Asisten Pelatih MPFC Rendi Dwi Ardiyana menegaskan laga kontra Perseta menjadi titik krusial.
Tidak ada pilihan lain selain menang jika ingin menjaga asa melaju ke fase berikutnya.
“Untuk mengejar poin, pertandingan kedua dan ketiga harus all out dan wajib menang. Target kami enam poin,” ujarnya, Sabtu (13/12).
Rendi mengakui kekalahan dari Inter Pemuda Kediri pada laga pembuka menjadi bahan evaluasi penting.

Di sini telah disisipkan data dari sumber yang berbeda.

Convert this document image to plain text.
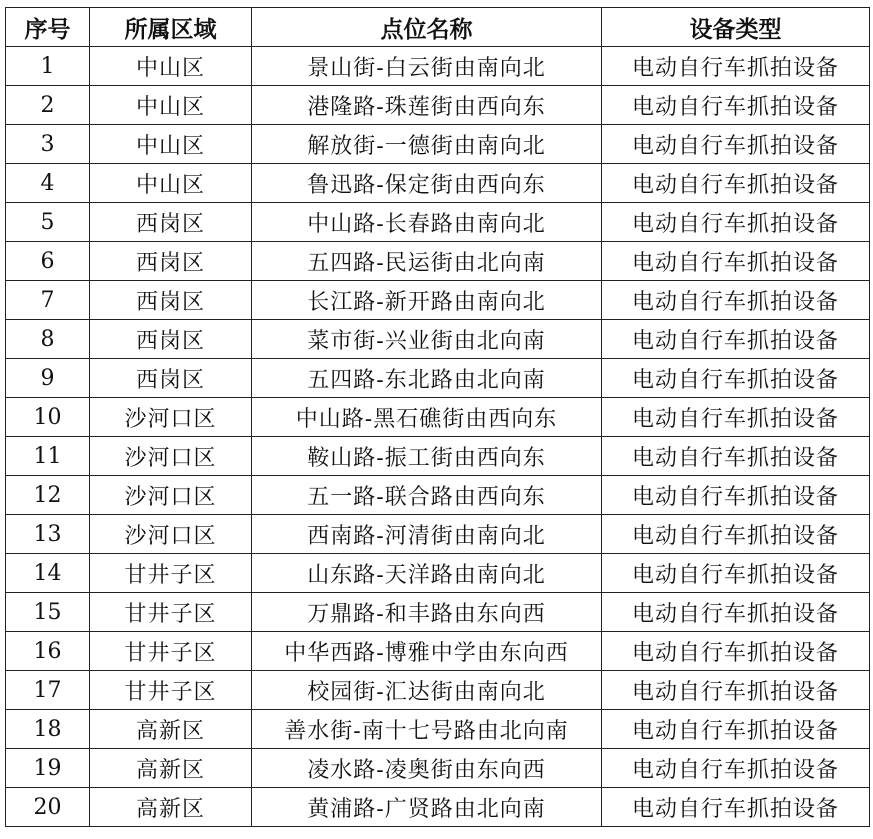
序号	所属区域	点位名称	设备类型
1	中山区	景山街-白云街由南向北	电动自行车抓拍设备
2	中山区	港隆路-珠莲街由西向东	电动自行车抓拍设备
3	中山区	解放街-一德街由南向北	电动自行车抓拍设备
4	中山区	鲁迅路-保定街由西向东	电动自行车抓拍设备
5	西岗区	中山路-长春路由南向北	电动自行车抓拍设备
6	西岗区	五四路-民运街由北向南	电动自行车抓拍设备
7	西岗区	长江路-新开路由南向北	电动自行车抓拍设备
8	西岗区	菜市街-兴业街由北向南	电动自行车抓拍设备
9	西岗区	五四路-东北路由北向南	电动自行车抓拍设备
10	沙河口区	中山路-黑石礁街由西向东	电动自行车抓拍设备
11	沙河口区	鞍山路-振工街由西向东	电动自行车抓拍设备
12	沙河口区	五一路-联合路由西向东	电动自行车抓拍设备
13	沙河口区	西南路-河清街由南向北	电动自行车抓拍设备
14	甘井子区	山东路-天洋路由南向北	电动自行车抓拍设备
15	甘井子区	万鼎路-和丰路由东向西	电动自行车抓拍设备
16	甘井子区	中华西路-博雅中学由东向西	电动自行车抓拍设备
17	甘井子区	校园街-汇达街由南向北	电动自行车抓拍设备
18	高新区	善水街-南十七号路由北向南	电动自行车抓拍设备
19	高新区	凌水路-凌奥街由东向西	电动自行车抓拍设备
20	高新区	黄浦路-广贤路由北向南	电动自行车抓拍设备
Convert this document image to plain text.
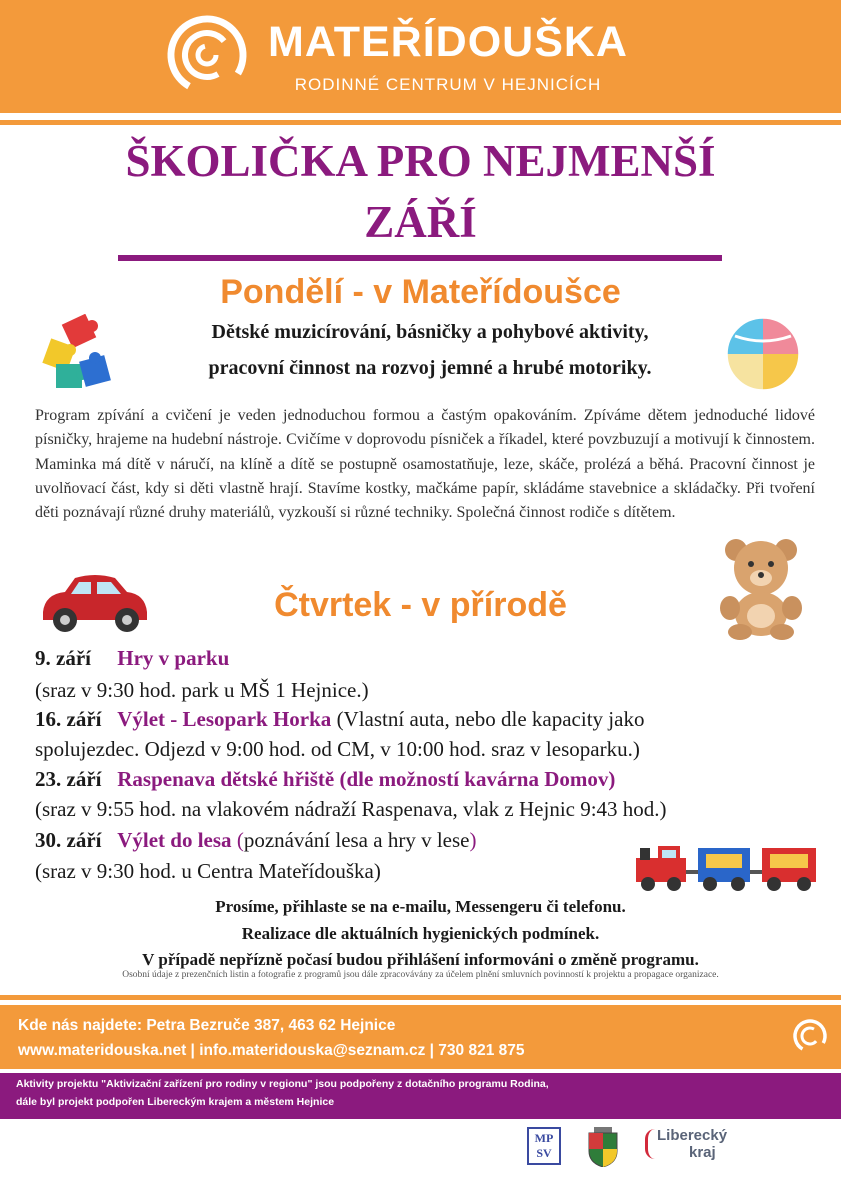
MATEŘÍDOUŠKA
RODINNÉ CENTRUM V HEJNICÍCH
ŠKOLIČKA PRO NEJMENŠÍ
ZÁŘÍ
Pondělí - v Mateřídoušce
Dětské muzicírování, básničky a pohybové aktivity,
pracovní činnost na rozvoj jemné a hrubé motoriky.
Program zpívání a cvičení je veden jednoduchou formou a častým opakováním. Zpíváme dětem jednoduché lidové písničky, hrajeme na hudební nástroje. Cvičíme v doprovodu písniček a říkadel, které povzbuzují a motivují k činnostem. Maminka má dítě v náručí, na klíně a dítě se postupně osamostatňuje, leze, skáče, prolézá a běhá. Pracovní činnost je uvolňovací část, kdy si děti vlastně hrají. Stavíme kostky, mačkáme papír, skládáme stavebnice a skládačky. Při tvoření děti poznávají různé druhy materiálů, vyzkouší si různé techniky. Společná činnost rodiče s dítětem.
Čtvrtek - v přírodě
9. září Hry v parku
(sraz v 9:30 hod. park u MŠ 1 Hejnice.)
16. září Výlet - Lesopark Horka (Vlastní auta, nebo dle kapacity jako
spolujezdec. Odjezd v 9:00 hod. od CM, v 10:00 hod. sraz v lesoparku.)
23. září Raspenava dětské hřiště (dle možností kavárna Domov)
(sraz v 9:55 hod. na vlakovém nádraží Raspenava, vlak z Hejnic 9:43 hod.)
30. září Výlet do lesa (poznávání lesa a hry v lese)
(sraz v 9:30 hod. u Centra Mateřídouška)
Prosíme, přihlaste se na e-mailu, Messengeru či telefonu.
Realizace dle aktuálních hygienických podmínek.
V případě nepřízně počasí budou přihlášení informováni o změně programu.
Osobní údaje z prezenčních listin a fotografie z programů jsou dále zpracovávány za účelem plnění smluvních povinností k projektu a propagace organizace.
Kde nás najdete: Petra Bezruče 387, 463 62 Hejnice
www.materidouska.net | info.materidouska@seznam.cz | 730 821 875
Aktivity projektu "Aktivizační zařízení pro rodiny v regionu" jsou podpořeny z dotačního programu Rodina,
dále byl projekt podpořen Libereckým krajem a městem Hejnice
MP
SV
Liberecký
kraj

Pada pertandingan tersebut, MPFC dinilai terlalu menunggu permainan lawan sehingga gagal mengembangkan potensi menyerang.
“Pertandingan pertama jadi bahan evaluasi. Untuk laga selanjutnya kami akan bermain menekan sejak menit awal,” tegasnya.
Dengan perubahan pendekatan tersebut, MPFC diharapkan tampil lebih agresif dan efektif.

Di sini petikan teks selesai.